The two New Englanders were vying for “low Hopkinton High honors,” according to Golf Channel’s Tim Rosaforte, who has followed the recent journeys of the two 2004 Massachusetts state champions and Jupiter, Fla., roommates.
Bradley’s story is well-documented, from his Vermont roots to a victory in his first-ever major and beyond as the poster child for belly putters. Curran, in Bradley’s view, also belongs in the big leagues rather than the mini-tour circuit on which he’s been toiling.
Curran finished T7 in a Florida minor league game a week ago, according to Rosaforte, who noted that the Hopkinton native won medalist honors in the Monday qualifier to earn his start in Puerto Rico. Curran credited Bradley with offering some helpful hints prior to Thursday’s kick-off.
“Don’t make anything about it, pretend it’s a Hooters Tour event,” Bradley, who picked his pal to win this week’s tilt at Trump International, advised Curran, according to Rosaforte.

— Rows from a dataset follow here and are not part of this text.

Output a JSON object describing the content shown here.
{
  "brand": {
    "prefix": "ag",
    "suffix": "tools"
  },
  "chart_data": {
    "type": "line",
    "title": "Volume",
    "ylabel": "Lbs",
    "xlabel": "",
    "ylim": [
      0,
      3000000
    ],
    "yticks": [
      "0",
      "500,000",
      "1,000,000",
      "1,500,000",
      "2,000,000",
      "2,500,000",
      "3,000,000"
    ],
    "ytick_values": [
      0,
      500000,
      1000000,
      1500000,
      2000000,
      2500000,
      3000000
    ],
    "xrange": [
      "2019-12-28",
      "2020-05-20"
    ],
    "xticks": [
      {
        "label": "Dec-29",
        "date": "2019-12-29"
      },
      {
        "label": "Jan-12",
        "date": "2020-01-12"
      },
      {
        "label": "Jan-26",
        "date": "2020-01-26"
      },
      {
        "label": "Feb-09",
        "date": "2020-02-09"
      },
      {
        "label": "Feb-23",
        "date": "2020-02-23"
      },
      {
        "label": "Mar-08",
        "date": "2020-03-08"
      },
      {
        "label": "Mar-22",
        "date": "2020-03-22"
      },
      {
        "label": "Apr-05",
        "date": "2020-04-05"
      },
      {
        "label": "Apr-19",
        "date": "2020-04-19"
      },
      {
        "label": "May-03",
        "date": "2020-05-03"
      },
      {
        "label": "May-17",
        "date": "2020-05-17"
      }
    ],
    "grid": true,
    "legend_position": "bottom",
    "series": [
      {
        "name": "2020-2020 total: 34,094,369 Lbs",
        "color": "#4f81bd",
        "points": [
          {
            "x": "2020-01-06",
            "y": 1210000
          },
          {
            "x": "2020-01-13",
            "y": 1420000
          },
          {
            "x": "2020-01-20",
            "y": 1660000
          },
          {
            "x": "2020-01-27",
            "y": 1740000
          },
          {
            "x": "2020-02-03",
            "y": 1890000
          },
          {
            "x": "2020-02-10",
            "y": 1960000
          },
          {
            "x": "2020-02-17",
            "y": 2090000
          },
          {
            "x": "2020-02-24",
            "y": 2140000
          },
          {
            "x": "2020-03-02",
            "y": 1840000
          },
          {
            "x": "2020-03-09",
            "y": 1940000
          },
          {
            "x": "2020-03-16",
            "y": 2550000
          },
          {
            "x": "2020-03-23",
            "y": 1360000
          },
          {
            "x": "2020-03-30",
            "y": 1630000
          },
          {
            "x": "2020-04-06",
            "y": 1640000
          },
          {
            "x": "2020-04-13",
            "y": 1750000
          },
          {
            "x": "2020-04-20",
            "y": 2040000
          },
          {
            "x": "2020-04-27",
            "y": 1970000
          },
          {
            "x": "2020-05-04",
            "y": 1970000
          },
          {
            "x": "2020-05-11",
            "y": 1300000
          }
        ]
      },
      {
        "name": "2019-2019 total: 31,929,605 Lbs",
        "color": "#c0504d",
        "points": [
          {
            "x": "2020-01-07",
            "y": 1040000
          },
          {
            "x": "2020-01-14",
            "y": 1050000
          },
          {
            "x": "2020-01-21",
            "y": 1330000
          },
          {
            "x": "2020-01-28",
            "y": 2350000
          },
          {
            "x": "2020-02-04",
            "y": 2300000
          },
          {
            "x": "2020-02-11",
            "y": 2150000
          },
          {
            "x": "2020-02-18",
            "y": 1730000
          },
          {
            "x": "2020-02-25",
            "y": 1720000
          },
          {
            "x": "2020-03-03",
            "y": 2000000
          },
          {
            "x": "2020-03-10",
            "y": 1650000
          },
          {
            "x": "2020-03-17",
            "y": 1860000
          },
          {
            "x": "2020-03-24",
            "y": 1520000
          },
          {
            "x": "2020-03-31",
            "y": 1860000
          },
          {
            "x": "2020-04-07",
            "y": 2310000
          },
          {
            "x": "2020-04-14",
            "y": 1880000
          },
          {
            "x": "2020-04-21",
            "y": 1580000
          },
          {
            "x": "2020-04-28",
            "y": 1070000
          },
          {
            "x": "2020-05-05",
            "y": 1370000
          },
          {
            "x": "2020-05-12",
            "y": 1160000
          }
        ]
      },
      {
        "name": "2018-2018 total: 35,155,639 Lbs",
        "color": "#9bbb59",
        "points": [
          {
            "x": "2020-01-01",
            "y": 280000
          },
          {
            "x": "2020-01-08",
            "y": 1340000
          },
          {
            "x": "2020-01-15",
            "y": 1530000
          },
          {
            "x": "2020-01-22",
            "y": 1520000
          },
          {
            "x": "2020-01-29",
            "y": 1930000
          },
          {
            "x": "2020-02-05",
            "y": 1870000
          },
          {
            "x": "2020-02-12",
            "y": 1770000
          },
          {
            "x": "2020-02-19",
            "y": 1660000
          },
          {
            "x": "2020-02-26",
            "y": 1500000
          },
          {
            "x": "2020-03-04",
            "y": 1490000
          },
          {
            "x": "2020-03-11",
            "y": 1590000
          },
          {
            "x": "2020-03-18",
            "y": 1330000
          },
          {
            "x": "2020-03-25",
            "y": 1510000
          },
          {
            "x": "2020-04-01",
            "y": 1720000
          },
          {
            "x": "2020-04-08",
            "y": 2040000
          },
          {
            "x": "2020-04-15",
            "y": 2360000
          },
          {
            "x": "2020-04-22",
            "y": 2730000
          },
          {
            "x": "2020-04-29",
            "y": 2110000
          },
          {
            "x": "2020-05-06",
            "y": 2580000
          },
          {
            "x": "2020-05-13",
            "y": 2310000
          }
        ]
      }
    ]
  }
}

The sage advice must have worked, since Curran started the second round in a share of third, just one shot back of co-leaders Andres Romero and Cameron Percy. Early into the second act, Curran was tied for the lead at 8-under with two others, including another Massachusetts boy — Acushnet chief executive Wally Uihlein’s son, Peter.
“What Keegan told me completely sunk in,” Curran, who missed the cut in the 2010 U.S. Open, told Rosaforte. “Played like a round with the boys.”